In a few years the regime of Pol Pot led Cambodia to economic collapse. Many areas of the economy of the country were completely destroyed. Huge victims among the repressed led to the desolation of vast spaces.

Pol Pot, like every dictator, explained the causes of the collapse of Kampuchea wrecking activities of traitors and external enemies. More truly, this point of view was defended by the party. There was no Pol Pot in public space. He was known as "brother number 1" in the top eight of the party's leaders. Now this seems surprising, but in Cambodia, in addition, they introduced their own newspeak in the manner of the anti-utopia novel "1984". Many literary words were removed from the language (they were replaced by new ones approved by the party).

Despite all the ideological efforts of the party, the country was in a deplorable state. This led to the Khmer Rouge and the tragedy of Kampuchea. Pol Pot was in the meantime engaged in a growing conflict with Vietnam. In 1976, the country united under the rule of the Communists. However, the socialist closeness did not help the regimes to find a common language.

On the contrary, bloody skirmishes constantly took place on the border. The biggest was the tragedy in Batyuk. The Khmer Rouge invaded Vietnam and cut out an entire village, inhabited by about 3,000 peaceful peasants. The period of clashes on the border ended in December 1978, when Hanoi decided to end the Khmer Rouge regime. For Vietnam, the task was facilitated by the fact that Cambodia was experiencing economic collapse. Immediately after the invasion of foreigners began the uprising of the local population. On January 7, 1979, the Vietnamese took Phnom Penh.
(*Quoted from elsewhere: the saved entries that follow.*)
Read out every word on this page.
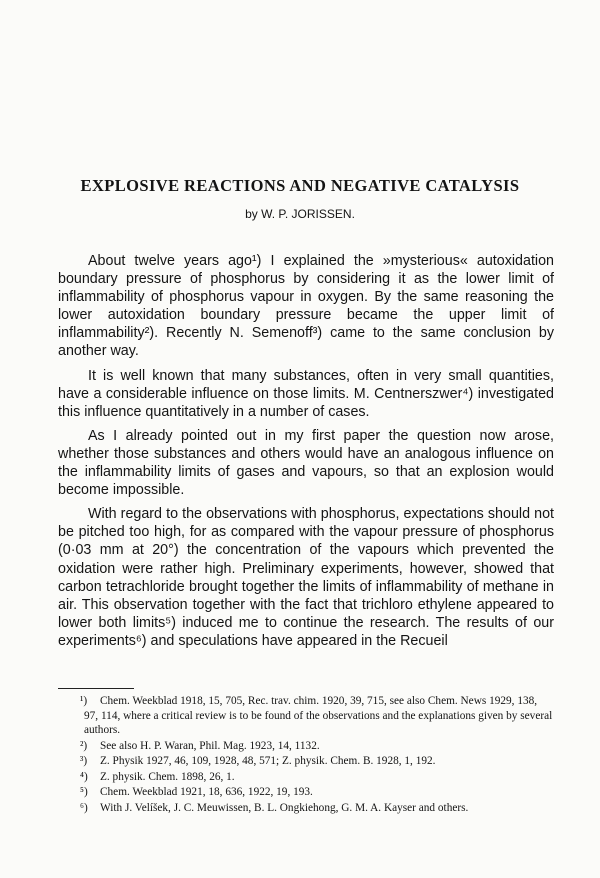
EXPLOSIVE REACTIONS AND NEGATIVE CATALYSIS

by W. P. JORISSEN.

About twelve years ago¹) I explained the »mysterious« autoxidation boundary pressure of phosphorus by considering it as the lower limit of inflammability of phosphorus vapour in oxygen. By the same reasoning the lower autoxidation boundary pressure became the upper limit of inflammability²). Recently N. Semenoff³) came to the same conclusion by another way.

It is well known that many substances, often in very small quantities, have a considerable influence on those limits. M. Centnerszwer⁴) investigated this influence quantitatively in a number of cases.

As I already pointed out in my first paper the question now arose, whether those substances and others would have an analogous influence on the inflammability limits of gases and vapours, so that an explosion would become impossible.

With regard to the observations with phosphorus, expectations should not be pitched too high, for as compared with the vapour pressure of phosphorus (0·03 mm at 20°) the concentration of the vapours which prevented the oxidation were rather high. Preliminary experiments, however, showed that carbon tetrachloride brought together the limits of inflammability of methane in air. This observation together with the fact that trichloro ethylene appeared to lower both limits⁵) induced me to continue the research. The results of our experiments⁶) and speculations have appeared in the Recueil

¹) Chem. Weekblad 1918, 15, 705, Rec. trav. chim. 1920, 39, 715, see also Chem. News 1929, 138, 97, 114, where a critical review is to be found of the observations and the explanations given by several authors.
²) See also H. P. Waran, Phil. Mag. 1923, 14, 1132.
³) Z. Physik 1927, 46, 109, 1928, 48, 571; Z. physik. Chem. B. 1928, 1, 192.
⁴) Z. physik. Chem. 1898, 26, 1.
⁵) Chem. Weekblad 1921, 18, 636, 1922, 19, 193.
⁶) With J. Velíšek, J. C. Meuwissen, B. L. Ongkiehong, G. M. A. Kayser and others.
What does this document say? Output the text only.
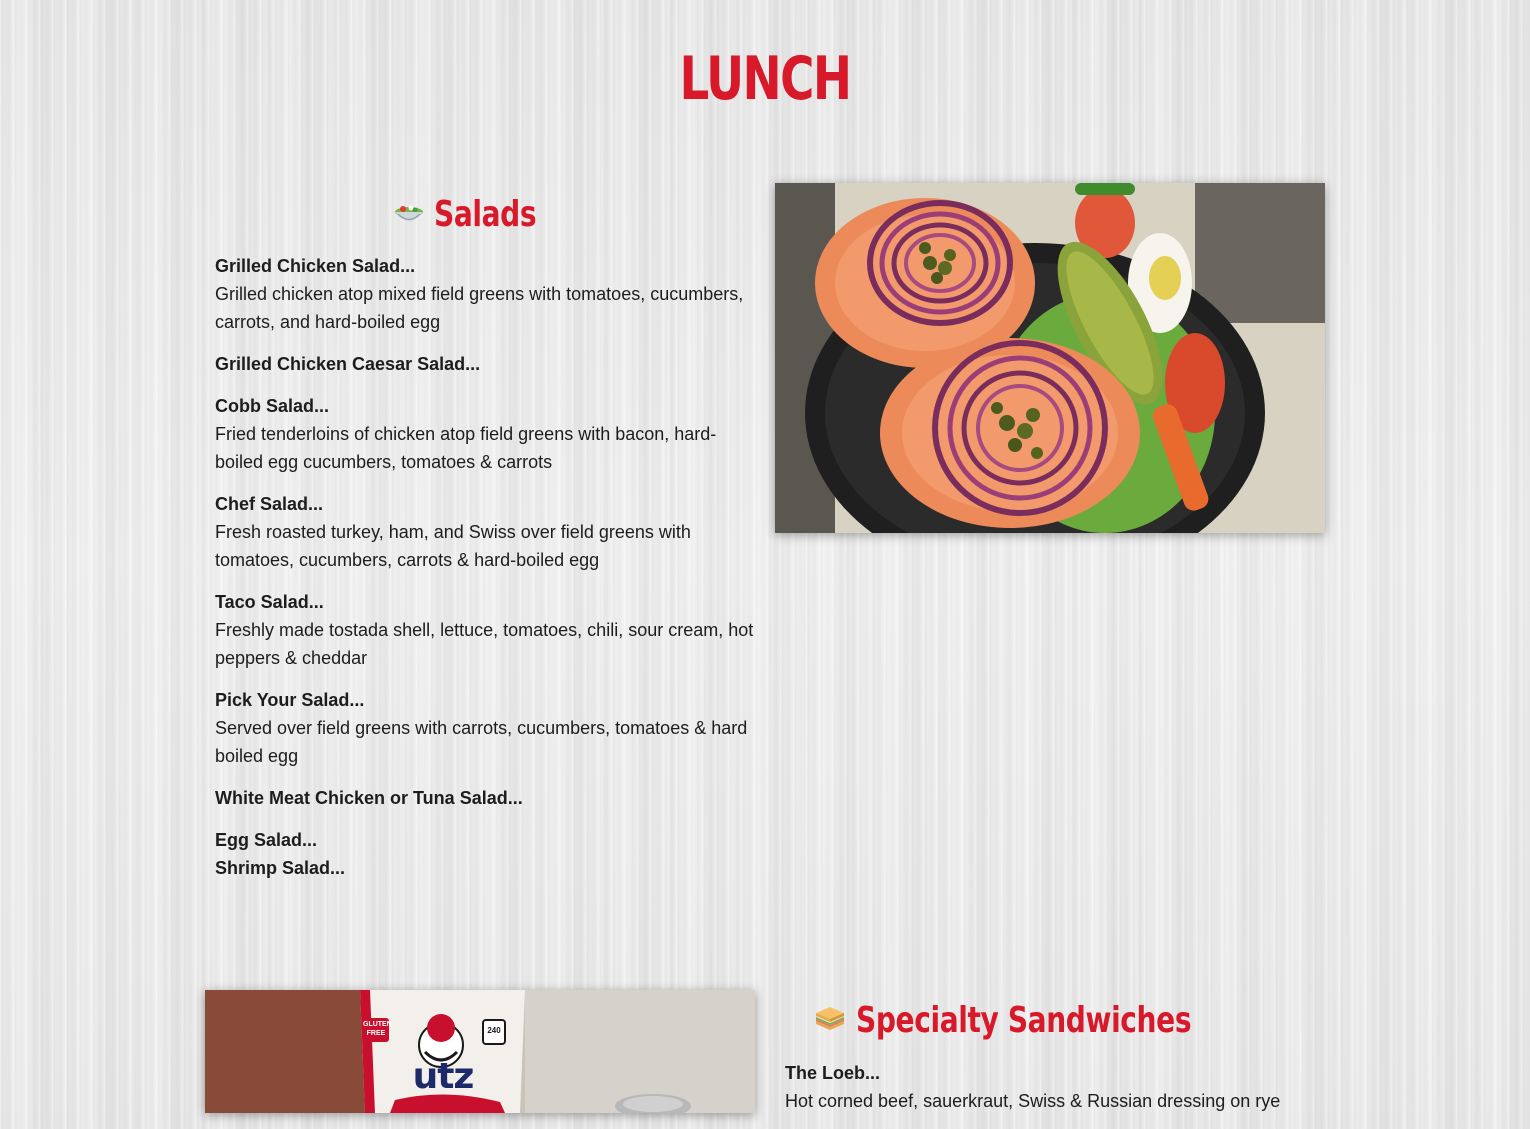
LUNCH
Salads
Grilled Chicken Salad...
Grilled chicken atop mixed field greens with tomatoes, cucumbers, carrots, and hard-boiled egg
Grilled Chicken Caesar Salad...
Cobb Salad...
Fried tenderloins of chicken atop field greens with bacon, hard-boiled egg cucumbers, tomatoes & carrots
Chef Salad...
Fresh roasted turkey, ham, and Swiss over field greens with tomatoes, cucumbers, carrots & hard-boiled egg
Taco Salad...
Freshly made tostada shell, lettuce, tomatoes, chili, sour cream, hot peppers & cheddar
Pick Your Salad...
Served over field greens with carrots, cucumbers, tomatoes & hard boiled egg
White Meat Chicken or Tuna Salad...
Egg Salad...
Shrimp Salad...
GLUTEN FREE	240
utz
Specialty Sandwiches
The Loeb...
Hot corned beef, sauerkraut, Swiss & Russian dressing on rye
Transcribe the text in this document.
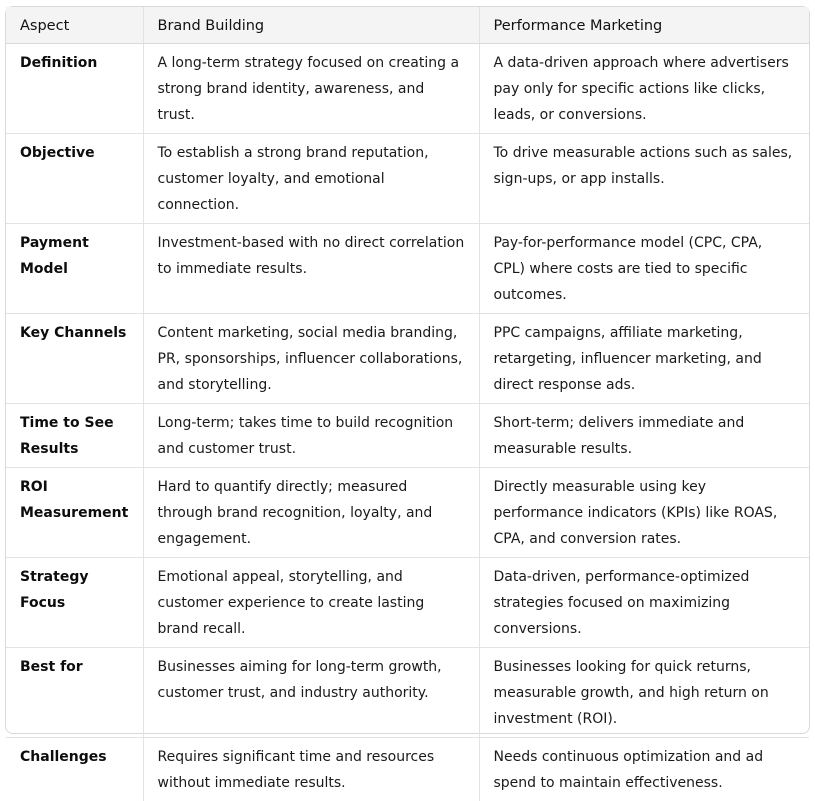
Aspect	Brand Building	Performance Marketing
Definition	A long-term strategy focused on creating a strong brand identity, awareness, and trust.	A data-driven approach where advertisers pay only for specific actions like clicks, leads, or conversions.
Objective	To establish a strong brand reputation, customer loyalty, and emotional connection.	To drive measurable actions such as sales, sign-ups, or app installs.
Payment Model	Investment-based with no direct correlation to immediate results.	Pay-for-performance model (CPC, CPA, CPL) where costs are tied to specific outcomes.
Key Channels	Content marketing, social media branding, PR, sponsorships, influencer collaborations, and storytelling.	PPC campaigns, affiliate marketing, retargeting, influencer marketing, and direct response ads.
Time to See Results	Long-term; takes time to build recognition and customer trust.	Short-term; delivers immediate and measurable results.
ROI Measurement	Hard to quantify directly; measured through brand recognition, loyalty, and engagement.	Directly measurable using key performance indicators (KPIs) like ROAS, CPA, and conversion rates.
Strategy Focus	Emotional appeal, storytelling, and customer experience to create lasting brand recall.	Data-driven, performance-optimized strategies focused on maximizing conversions.
Best for	Businesses aiming for long-term growth, customer trust, and industry authority.	Businesses looking for quick returns, measurable growth, and high return on investment (ROI).
Challenges	Requires significant time and resources without immediate results.	Needs continuous optimization and ad spend to maintain effectiveness.
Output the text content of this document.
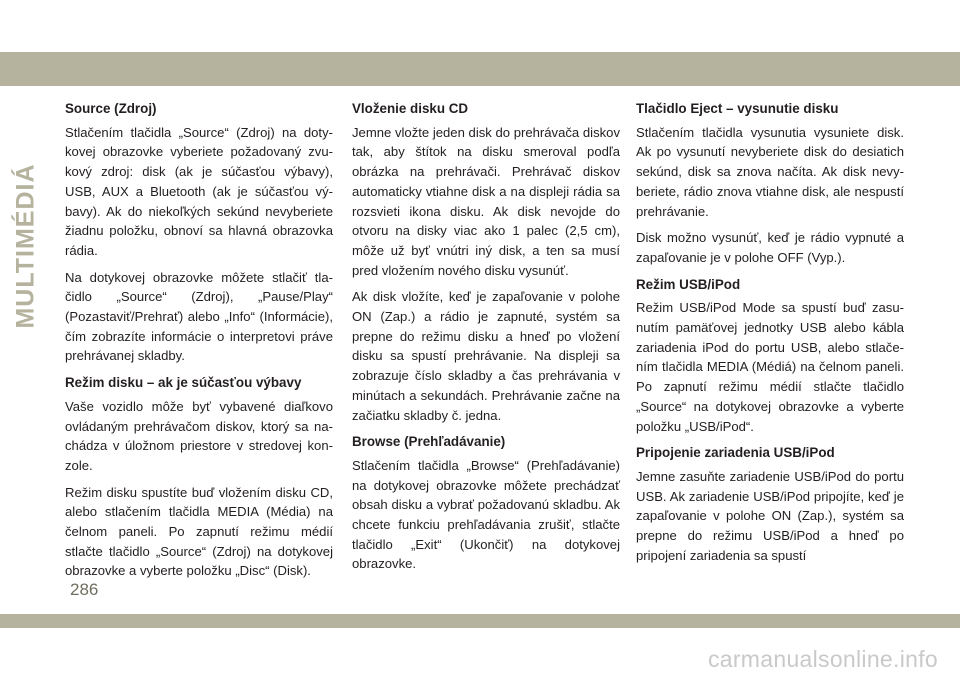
MULTIMÉDIÁ
Source (Zdroj)

Stlačením tlačidla „Source“ (Zdroj) na dotykovej obrazovke vyberiete požadovaný zvukový zdroj: disk (ak je súčasťou výbavy), USB, AUX a Bluetooth (ak je súčasťou výbavy). Ak do niekoľkých sekúnd nevyberiete žiadnu položku, obnoví sa hlavná obrazovka rádia.

Na dotykovej obrazovke môžete stlačiť tlačidlo „Source“ (Zdroj), „Pause/Play“ (Pozastaviť/Prehrať) alebo „Info“ (Informácie), čím zobrazíte informácie o interpretovi práve prehrávanej skladby.

Režim disku – ak je súčasťou výbavy

Vaše vozidlo môže byť vybavené diaľkovo ovládaným prehrávačom diskov, ktorý sa nachádza v úložnom priestore v stredovej konzole.

Režim disku spustíte buď vložením disku CD, alebo stlačením tlačidla MEDIA (Média) na čelnom paneli. Po zapnutí režimu médií stlačte tlačidlo „Source“ (Zdroj) na dotykovej obrazovke a vyberte položku „Disc“ (Disk).

Vloženie disku CD

Jemne vložte jeden disk do prehrávača diskov tak, aby štítok na disku smeroval podľa obrázka na prehrávači. Prehrávač diskov automaticky vtiahne disk a na displeji rádia sa rozsvieti ikona disku. Ak disk nevojde do otvoru na disky viac ako 1 palec (2,5 cm), môže už byť vnútri iný disk, a ten sa musí pred vložením nového disku vysunúť.

Ak disk vložíte, keď je zapaľovanie v polohe ON (Zap.) a rádio je zapnuté, systém sa prepne do režimu disku a hneď po vložení disku sa spustí prehrávanie. Na displeji sa zobrazuje číslo skladby a čas prehrávania v minútach a sekundách. Prehrávanie začne na začiatku skladby č. jedna.

Browse (Prehľadávanie)

Stlačením tlačidla „Browse“ (Prehľadávanie) na dotykovej obrazovke môžete prechádzať obsah disku a vybrať požadovanú skladbu. Ak chcete funkciu prehľadávania zrušiť, stlačte tlačidlo „Exit“ (Ukončiť) na dotykovej obrazovke.

Tlačidlo Eject – vysunutie disku

Stlačením tlačidla vysunutia vysuniete disk. Ak po vysunutí nevyberiete disk do desiatich sekúnd, disk sa znova načíta. Ak disk nevyberiete, rádio znova vtiahne disk, ale nespustí prehrávanie.

Disk možno vysunúť, keď je rádio vypnuté a zapaľovanie je v polohe OFF (Vyp.).

Režim USB/iPod

Režim USB/iPod Mode sa spustí buď zasunutím pamäťovej jednotky USB alebo kábla zariadenia iPod do portu USB, alebo stlačením tlačidla MEDIA (Médiá) na čelnom paneli. Po zapnutí režimu médií stlačte tlačidlo „Source“ na dotykovej obrazovke a vyberte položku „USB/iPod“.

Pripojenie zariadenia USB/iPod

Jemne zasuňte zariadenie USB/iPod do portu USB. Ak zariadenie USB/iPod pripojíte, keď je zapaľovanie v polohe ON (Zap.), systém sa prepne do režimu USB/iPod a hneď po pripojení zariadenia sa spustí

286
carmanualsonline.info
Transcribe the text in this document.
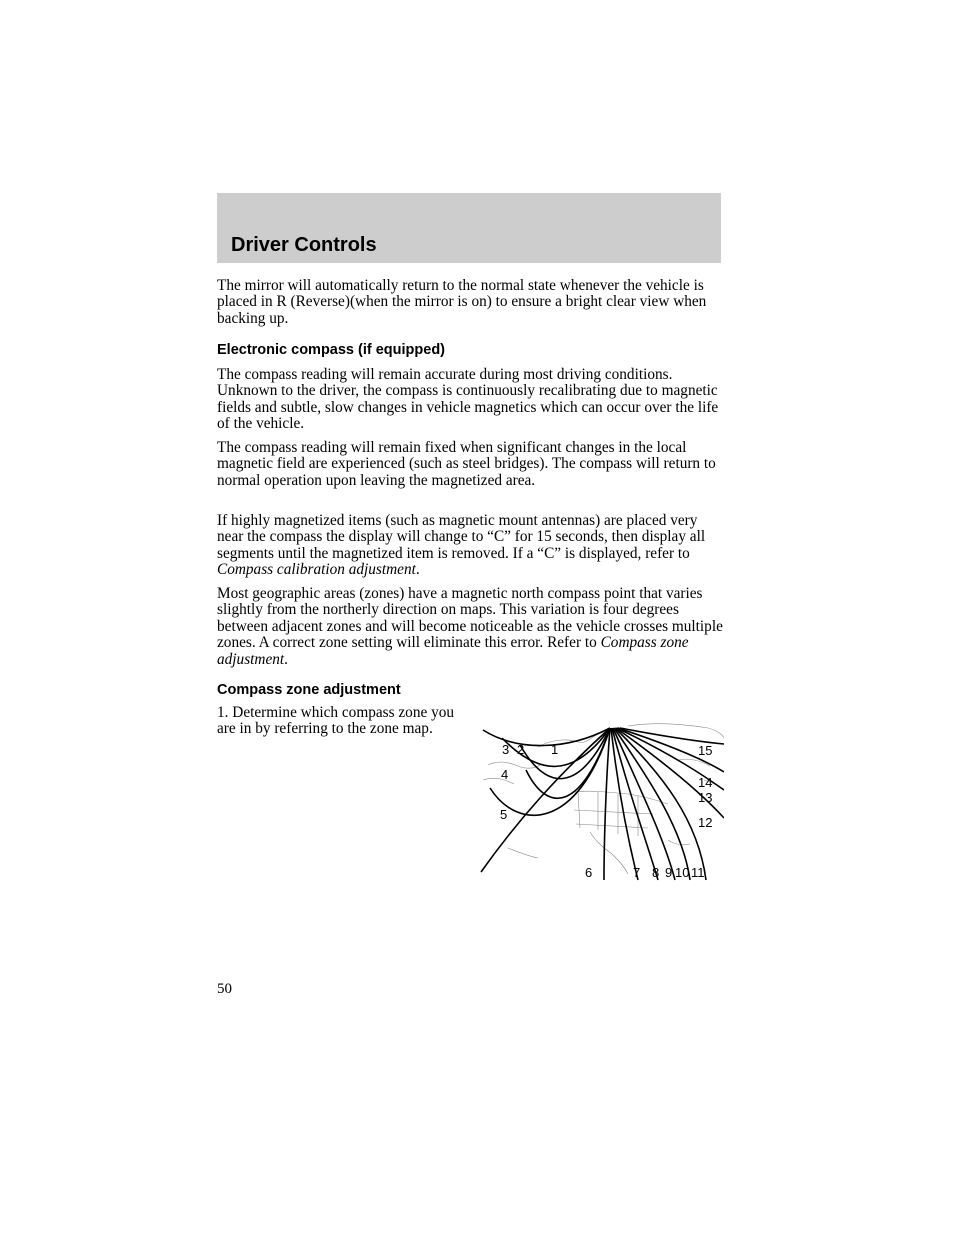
Driver Controls

The mirror will automatically return to the normal state whenever the vehicle is placed in R (Reverse)(when the mirror is on) to ensure a bright clear view when backing up.

Electronic compass (if equipped)

The compass reading will remain accurate during most driving conditions. Unknown to the driver, the compass is continuously recalibrating due to magnetic fields and subtle, slow changes in vehicle magnetics which can occur over the life of the vehicle.

The compass reading will remain fixed when significant changes in the local magnetic field are experienced (such as steel bridges). The compass will return to normal operation upon leaving the magnetized area.

If highly magnetized items (such as magnetic mount antennas) are placed very near the compass the display will change to “C” for 15 seconds, then display all segments until the magnetized item is removed. If a “C” is displayed, refer to Compass calibration adjustment.

Most geographic areas (zones) have a magnetic north compass point that varies slightly from the northerly direction on maps. This variation is four degrees between adjacent zones and will become noticeable as the vehicle crosses multiple zones. A correct zone setting will eliminate this error. Refer to Compass zone adjustment.

Compass zone adjustment

1. Determine which compass zone you are in by referring to the zone map.

3 2 1
4
5
6	7 8 9 10 11
12
13
14
15

50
The power in it was just received by the United Front of National Salvation of Kampuchea, which was headed by Heng Samrin.

Again the partisans

Although the Khmer Rouge lost the capital, the western part of the country remained under their control. The next 20 years, these insurgents continued to harass the central authorities. In addition, the leader of the Khmer Rouge, Pol Pot survived and continued to lead large paramilitary forces hiding in the jungle. The fight against the perpetrators of the genocide was led by all the same Vietnamese (Cambodia itself lay in ruins and could hardly eradicate this serious threat).

Every year the same campaign was repeated. In the spring, a Vietnamese contingent of several tens of thousands of people invaded the western provinces, carrying out purges there, and in the autumn returned to their original positions. The autumn season of tropical downpours made it impossible for an effective fight against the partisans in the jungle. The irony was that during the years of its civil war, the Vietnamese Communists used the same tactics that the Khmer Rouge now used against them.

Final defeat

In 1981, the party partially removed Pol Pot from power, and soon she was completely dissolved. Some Communists decided to change their political course. In 1982, the Democratic Kampuchea Party was formed. This and several other organizations joined the coalition government, which was soon recognized by the UN. The legitimized Communists renounced Pol Pot. They acknowledged the mistakes of the previous regime (including the adventurousness of refusing money) and asked for forgiveness for repression.

Radicals led by Paul Later continued to hide in the forests and destabilize the situation in the country. Nevertheless, the political compromise in Phnom Penh led to the consolidation of the central government. In 1989, Vietnamese troops left Cambodia. The standoff between the government and the Khmer Rouge continued for another ten years. The failures of Pol Pot caused the collective leadership of the insurgents to remove him from power. The dictator, once seemingly invincible, was placed under house arrest. He passed away on April 15, 1998. According to one version, the cause of death was heart failure, on the other - Pol Pot was poisoned by his own supporters. Soon, the Khmer Rouge suffered a final defeat.